What you do in the half hour after hanging up is almost as important as what you did during the call. Here's the routine.
- Within 5 minutes — jot down your notes. While the call is still fresh, write down: their name and practice, the personal thing they mentioned, the questions or concerns they raised, the part of your conversation that lit them up most. Five minutes now saves you hours later.
- Within 30 minutes — send a warm follow-up text. Short. Personal. Mention something specific they shared. Thank them genuinely. If you booked the Zoom, confirm the time. If you didn't, leave the door wide open.
- Within 1 hour — send any resources they asked for. If they asked about earnings, send the full LifeWave Earnings Disclosure Statement so they have the complete picture.
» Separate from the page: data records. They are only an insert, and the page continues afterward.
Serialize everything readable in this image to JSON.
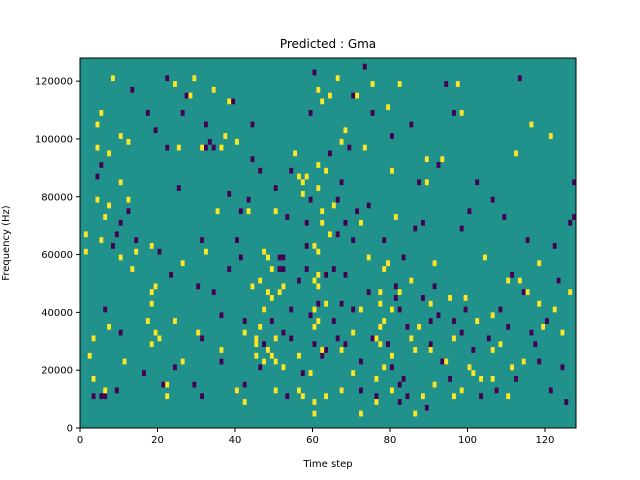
{
  "chart_data": {
    "type": "heatmap",
    "title": "Predicted : Gma",
    "xlabel": "Time step",
    "ylabel": "Frequency (Hz)",
    "xlim": [
      0,
      128
    ],
    "ylim": [
      0,
      128000
    ],
    "x_ticks": [
      0,
      20,
      40,
      60,
      80,
      100,
      120
    ],
    "y_ticks": [
      0,
      20000,
      40000,
      60000,
      80000,
      100000,
      120000
    ],
    "colormap": "viridis",
    "colors": {
      "background": "#21918c",
      "high": "#fde725",
      "low": "#440154"
    },
    "cell_height_hz": 2000,
    "yellow_cells": [
      [
        1,
        60000
      ],
      [
        1,
        66000
      ],
      [
        2,
        24000
      ],
      [
        3,
        16000
      ],
      [
        3,
        30000
      ],
      [
        4,
        96000
      ],
      [
        4,
        78000
      ],
      [
        4,
        104000
      ],
      [
        5,
        108000
      ],
      [
        5,
        64000
      ],
      [
        6,
        12000
      ],
      [
        6,
        72000
      ],
      [
        7,
        34000
      ],
      [
        7,
        76000
      ],
      [
        7,
        94000
      ],
      [
        8,
        120000
      ],
      [
        10,
        100000
      ],
      [
        10,
        84000
      ],
      [
        10,
        58000
      ],
      [
        11,
        22000
      ],
      [
        12,
        98000
      ],
      [
        12,
        78000
      ],
      [
        13,
        54000
      ],
      [
        14,
        60000
      ],
      [
        17,
        36000
      ],
      [
        18,
        28000
      ],
      [
        18,
        42000
      ],
      [
        18,
        46000
      ],
      [
        18,
        62000
      ],
      [
        19,
        48000
      ],
      [
        19,
        32000
      ],
      [
        20,
        30000
      ],
      [
        22,
        14000
      ],
      [
        22,
        10000
      ],
      [
        24,
        118000
      ],
      [
        24,
        36000
      ],
      [
        25,
        96000
      ],
      [
        26,
        56000
      ],
      [
        26,
        22000
      ],
      [
        28,
        114000
      ],
      [
        29,
        120000
      ],
      [
        30,
        32000
      ],
      [
        31,
        96000
      ],
      [
        32,
        60000
      ],
      [
        34,
        116000
      ],
      [
        35,
        74000
      ],
      [
        36,
        26000
      ],
      [
        36,
        96000
      ],
      [
        37,
        100000
      ],
      [
        38,
        112000
      ],
      [
        40,
        98000
      ],
      [
        40,
        12000
      ],
      [
        42,
        8000
      ],
      [
        42,
        32000
      ],
      [
        43,
        74000
      ],
      [
        44,
        48000
      ],
      [
        45,
        24000
      ],
      [
        45,
        28000
      ],
      [
        45,
        30000
      ],
      [
        46,
        34000
      ],
      [
        46,
        50000
      ],
      [
        47,
        60000
      ],
      [
        47,
        22000
      ],
      [
        47,
        40000
      ],
      [
        48,
        26000
      ],
      [
        48,
        58000
      ],
      [
        48,
        46000
      ],
      [
        49,
        44000
      ],
      [
        49,
        54000
      ],
      [
        49,
        24000
      ],
      [
        50,
        22000
      ],
      [
        50,
        12000
      ],
      [
        50,
        30000
      ],
      [
        50,
        74000
      ],
      [
        51,
        46000
      ],
      [
        52,
        48000
      ],
      [
        52,
        20000
      ],
      [
        55,
        94000
      ],
      [
        56,
        12000
      ],
      [
        56,
        24000
      ],
      [
        56,
        86000
      ],
      [
        57,
        80000
      ],
      [
        57,
        10000
      ],
      [
        57,
        84000
      ],
      [
        58,
        86000
      ],
      [
        59,
        18000
      ],
      [
        60,
        50000
      ],
      [
        60,
        40000
      ],
      [
        60,
        34000
      ],
      [
        60,
        62000
      ],
      [
        60,
        4000
      ],
      [
        60,
        8000
      ],
      [
        61,
        60000
      ],
      [
        61,
        48000
      ],
      [
        61,
        36000
      ],
      [
        61,
        52000
      ],
      [
        61,
        82000
      ],
      [
        61,
        90000
      ],
      [
        61,
        116000
      ],
      [
        62,
        112000
      ],
      [
        62,
        70000
      ],
      [
        62,
        74000
      ],
      [
        62,
        26000
      ],
      [
        63,
        10000
      ],
      [
        63,
        42000
      ],
      [
        63,
        88000
      ],
      [
        64,
        114000
      ],
      [
        64,
        66000
      ],
      [
        65,
        76000
      ],
      [
        66,
        120000
      ],
      [
        67,
        12000
      ],
      [
        67,
        26000
      ],
      [
        67,
        98000
      ],
      [
        68,
        102000
      ],
      [
        70,
        18000
      ],
      [
        70,
        32000
      ],
      [
        71,
        114000
      ],
      [
        72,
        40000
      ],
      [
        72,
        70000
      ],
      [
        72,
        4000
      ],
      [
        73,
        96000
      ],
      [
        74,
        58000
      ],
      [
        75,
        118000
      ],
      [
        76,
        30000
      ],
      [
        76,
        16000
      ],
      [
        76,
        8000
      ],
      [
        77,
        28000
      ],
      [
        77,
        34000
      ],
      [
        77,
        42000
      ],
      [
        77,
        46000
      ],
      [
        78,
        54000
      ],
      [
        78,
        36000
      ],
      [
        78,
        20000
      ],
      [
        79,
        110000
      ],
      [
        79,
        56000
      ],
      [
        80,
        12000
      ],
      [
        80,
        40000
      ],
      [
        80,
        24000
      ],
      [
        80,
        88000
      ],
      [
        81,
        72000
      ],
      [
        82,
        118000
      ],
      [
        82,
        46000
      ],
      [
        85,
        50000
      ],
      [
        85,
        30000
      ],
      [
        86,
        26000
      ],
      [
        86,
        4000
      ],
      [
        87,
        34000
      ],
      [
        88,
        10000
      ],
      [
        89,
        92000
      ],
      [
        89,
        84000
      ],
      [
        90,
        42000
      ],
      [
        90,
        26000
      ],
      [
        91,
        14000
      ],
      [
        91,
        56000
      ],
      [
        93,
        92000
      ],
      [
        94,
        22000
      ],
      [
        95,
        44000
      ],
      [
        96,
        10000
      ],
      [
        96,
        30000
      ],
      [
        97,
        118000
      ],
      [
        98,
        108000
      ],
      [
        98,
        12000
      ],
      [
        99,
        44000
      ],
      [
        100,
        20000
      ],
      [
        101,
        18000
      ],
      [
        102,
        36000
      ],
      [
        103,
        16000
      ],
      [
        104,
        58000
      ],
      [
        106,
        16000
      ],
      [
        106,
        38000
      ],
      [
        106,
        26000
      ],
      [
        108,
        28000
      ],
      [
        110,
        10000
      ],
      [
        110,
        50000
      ],
      [
        111,
        20000
      ],
      [
        112,
        94000
      ],
      [
        113,
        50000
      ],
      [
        114,
        22000
      ],
      [
        115,
        46000
      ],
      [
        116,
        104000
      ],
      [
        118,
        56000
      ],
      [
        118,
        42000
      ],
      [
        119,
        34000
      ],
      [
        121,
        100000
      ],
      [
        122,
        40000
      ],
      [
        124,
        32000
      ],
      [
        126,
        46000
      ]
    ],
    "purple_cells": [
      [
        3,
        10000
      ],
      [
        4,
        86000
      ],
      [
        5,
        90000
      ],
      [
        5,
        10000
      ],
      [
        6,
        10000
      ],
      [
        6,
        40000
      ],
      [
        8,
        62000
      ],
      [
        9,
        12000
      ],
      [
        9,
        66000
      ],
      [
        10,
        70000
      ],
      [
        10,
        32000
      ],
      [
        12,
        74000
      ],
      [
        13,
        116000
      ],
      [
        14,
        64000
      ],
      [
        16,
        18000
      ],
      [
        17,
        108000
      ],
      [
        19,
        102000
      ],
      [
        20,
        60000
      ],
      [
        21,
        14000
      ],
      [
        22,
        96000
      ],
      [
        22,
        120000
      ],
      [
        23,
        52000
      ],
      [
        24,
        20000
      ],
      [
        25,
        82000
      ],
      [
        26,
        108000
      ],
      [
        27,
        114000
      ],
      [
        29,
        14000
      ],
      [
        30,
        48000
      ],
      [
        31,
        30000
      ],
      [
        31,
        10000
      ],
      [
        31,
        64000
      ],
      [
        32,
        96000
      ],
      [
        32,
        104000
      ],
      [
        33,
        98000
      ],
      [
        34,
        46000
      ],
      [
        34,
        96000
      ],
      [
        36,
        22000
      ],
      [
        36,
        38000
      ],
      [
        38,
        54000
      ],
      [
        38,
        80000
      ],
      [
        39,
        112000
      ],
      [
        40,
        64000
      ],
      [
        40,
        12000
      ],
      [
        41,
        58000
      ],
      [
        41,
        74000
      ],
      [
        42,
        14000
      ],
      [
        42,
        36000
      ],
      [
        43,
        78000
      ],
      [
        44,
        92000
      ],
      [
        44,
        104000
      ],
      [
        46,
        20000
      ],
      [
        46,
        88000
      ],
      [
        47,
        28000
      ],
      [
        47,
        40000
      ],
      [
        49,
        36000
      ],
      [
        50,
        82000
      ],
      [
        51,
        58000
      ],
      [
        51,
        54000
      ],
      [
        51,
        46000
      ],
      [
        52,
        58000
      ],
      [
        52,
        54000
      ],
      [
        52,
        32000
      ],
      [
        53,
        72000
      ],
      [
        53,
        10000
      ],
      [
        54,
        88000
      ],
      [
        54,
        40000
      ],
      [
        54,
        30000
      ],
      [
        56,
        50000
      ],
      [
        57,
        18000
      ],
      [
        58,
        62000
      ],
      [
        58,
        54000
      ],
      [
        58,
        70000
      ],
      [
        59,
        38000
      ],
      [
        59,
        78000
      ],
      [
        59,
        108000
      ],
      [
        60,
        122000
      ],
      [
        60,
        28000
      ],
      [
        61,
        42000
      ],
      [
        62,
        24000
      ],
      [
        63,
        26000
      ],
      [
        63,
        52000
      ],
      [
        64,
        94000
      ],
      [
        65,
        36000
      ],
      [
        65,
        54000
      ],
      [
        66,
        30000
      ],
      [
        66,
        66000
      ],
      [
        66,
        78000
      ],
      [
        67,
        12000
      ],
      [
        67,
        42000
      ],
      [
        67,
        84000
      ],
      [
        68,
        70000
      ],
      [
        68,
        52000
      ],
      [
        68,
        28000
      ],
      [
        69,
        96000
      ],
      [
        70,
        114000
      ],
      [
        70,
        64000
      ],
      [
        70,
        40000
      ],
      [
        71,
        74000
      ],
      [
        72,
        22000
      ],
      [
        72,
        12000
      ],
      [
        73,
        124000
      ],
      [
        74,
        76000
      ],
      [
        74,
        46000
      ],
      [
        75,
        108000
      ],
      [
        75,
        30000
      ],
      [
        76,
        10000
      ],
      [
        78,
        64000
      ],
      [
        79,
        28000
      ],
      [
        80,
        20000
      ],
      [
        80,
        100000
      ],
      [
        81,
        44000
      ],
      [
        81,
        48000
      ],
      [
        82,
        40000
      ],
      [
        82,
        8000
      ],
      [
        82,
        14000
      ],
      [
        83,
        58000
      ],
      [
        83,
        16000
      ],
      [
        84,
        34000
      ],
      [
        84,
        10000
      ],
      [
        85,
        104000
      ],
      [
        86,
        68000
      ],
      [
        87,
        84000
      ],
      [
        88,
        70000
      ],
      [
        88,
        44000
      ],
      [
        89,
        6000
      ],
      [
        90,
        28000
      ],
      [
        90,
        36000
      ],
      [
        91,
        48000
      ],
      [
        92,
        90000
      ],
      [
        92,
        38000
      ],
      [
        93,
        22000
      ],
      [
        94,
        118000
      ],
      [
        95,
        16000
      ],
      [
        96,
        36000
      ],
      [
        96,
        108000
      ],
      [
        98,
        32000
      ],
      [
        98,
        68000
      ],
      [
        99,
        40000
      ],
      [
        100,
        74000
      ],
      [
        101,
        26000
      ],
      [
        102,
        84000
      ],
      [
        103,
        10000
      ],
      [
        105,
        30000
      ],
      [
        106,
        78000
      ],
      [
        107,
        12000
      ],
      [
        108,
        40000
      ],
      [
        109,
        72000
      ],
      [
        110,
        34000
      ],
      [
        111,
        52000
      ],
      [
        112,
        16000
      ],
      [
        113,
        120000
      ],
      [
        114,
        46000
      ],
      [
        115,
        64000
      ],
      [
        116,
        32000
      ],
      [
        117,
        28000
      ],
      [
        118,
        22000
      ],
      [
        120,
        36000
      ],
      [
        121,
        12000
      ],
      [
        122,
        62000
      ],
      [
        123,
        50000
      ],
      [
        124,
        20000
      ],
      [
        125,
        8000
      ],
      [
        126,
        70000
      ],
      [
        127,
        84000
      ],
      [
        127,
        72000
      ]
    ]
  }
}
- Within 24 hours — update your PRO Workstation. Log any notes that might be useful for future conversations. The AI will pick up the thread again if needed.
The text that works
If they need more thinking time
If you didn't book the Zoom on the call, the follow-up text is even more important. Don't push. Just stay warm and let them feel that you'd genuinely value a deeper conversation when they're ready.
Real scenarios. Honest responses.
Not every call follows the perfect arc. Here are the most common moments that throw newer Brand Partners off — and exactly how to handle them.
"I'm interested but I want to think about it."
The worst thing you can do is push. The right move: "Totally fair. Take whatever time you need. Would you mind if I sent over a short link from a chiropractor I mentioned, just so you have a peer's perspective while you think? And I'll touch base in a few days — no pressure."
"How much money can I really make?"
Avoid specific numbers. Be honest: "It really depends on how committed you are and how it fits your practice. There's real potential to earn meaningful income, but it's not a get-rich situation — it's a build. I'll send you the official Earnings Disclosure Statement so you can see the full picture for yourself."
"I've tried a network marketing thing before and it didn't work."
Don't argue. Validate: "That's super common — most people I talk to have a story like that. The reason this is different for practitioners specifically is that you've already got a built-in audience that trusts you. You're not cold-calling friends and family. You're sharing something with patients who already come to you for help."
"What exactly is the patch doing?"
Stay in general, honest language: "It's a form of phototherapy — light therapy — that works with your body's own biology. I can speak to what I've personally noticed since I started using it, and we can dig into the research side properly on the Zoom. There's actually a lot there once you know where to look."
"I don't have time right now."
Respect it fully: "Hundred percent understood. Want me to circle back in a month? Or would you rather I just send the resources over and let you reach out when the timing's better for you?" Either answer is a win — you stay on their good side.
If you ever don't know what to say next, the universal move is: "That's a great question — let's dig into that on the Zoom." It buys you time, raises the value of the Zoom, and keeps you from saying something you didn't mean to.